Oruç tutmanın psikolojik faydalarından bahseden Dr. Öğr. Üyesi Şen, "Oruç tutmanın psikolojik faydaları özdenetim, sabır, zihinsel dayanıklılık ve farkındalık gibi önemli kavramlarla bağlantılıdır. Oruç, yemek, içmek ve diğer fiziksel ihtiyaçlardan bir süreliğine feragat edilmesi gerektiği için bireylerin kendilerini kontrol etme becerisini geliştirir. Ayrıca, kişi gün boyunca açlık hissiyle başa çıkmayı öğrenirken, bu durum psikolojik dayanıklılık ve özdenetim becerilerini güçlendirir. Oruç, duygusal istikrarı artırabilir ve stresle başa çıkmak için bir deneyim sunabilir" dedi.
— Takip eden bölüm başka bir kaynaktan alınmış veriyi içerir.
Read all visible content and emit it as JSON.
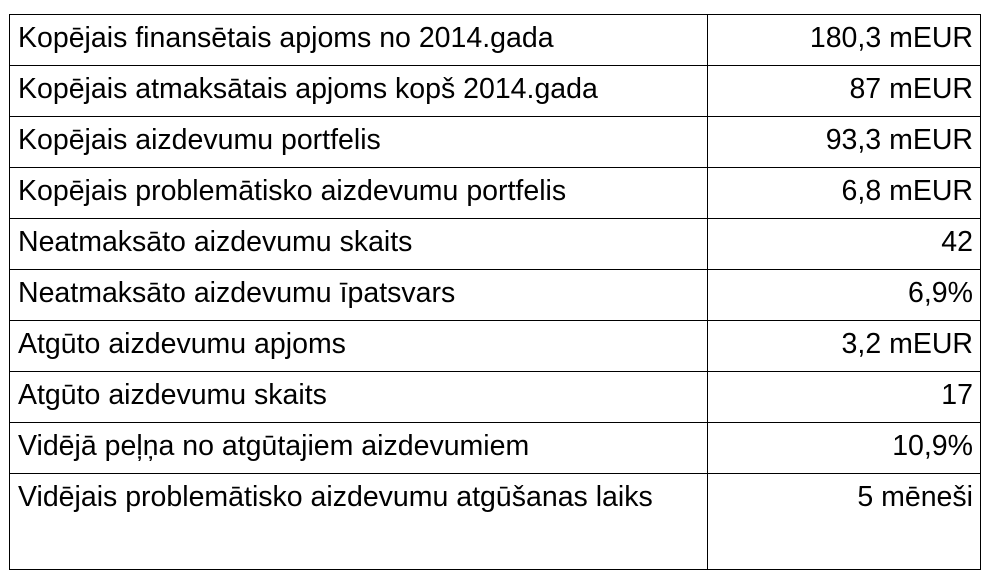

Oruç tutarak irade gücümüzü nasıl artırabileceğimize değinen Dr. Öğr. Üyesi Şen, "Ramazan’da oruç tutmak kişinin sadece fiziksel değil, psikolojik olarak da sabırlı olmasına yardımcı olur. Dopamin beynimizde salgılanır ve haz/keyif alma ve ödül sistemi ile bağlantılıdır. Yeme, içme, eğlenme, alışveriş yapma, sosyal medyada gezinme, film izleme gibi eylemler ilk etapta dopamin salgısını artırsa da süreklilik arz ettiğinde bu uyarıma tolerans gelişmektedir. Oruç tutulduğunda yeme içme gibi eylemlere ara verildiği zaman bu tolerans azalabilir ve sonrasında tekrar dopamine oluşan yanıt artar. Bu durum sadece irademizi güçlendirmekle kalmaz, aynı zamanda hep daha fazlasını isteyen ancak hiçbir zaman tam anlamıyla tatmin olmayan içsel yönümüzü de törpülememizi sağlar ve tekrar küçük şeylerle tatmin olmayı öğretir" ifadelerini kullandı.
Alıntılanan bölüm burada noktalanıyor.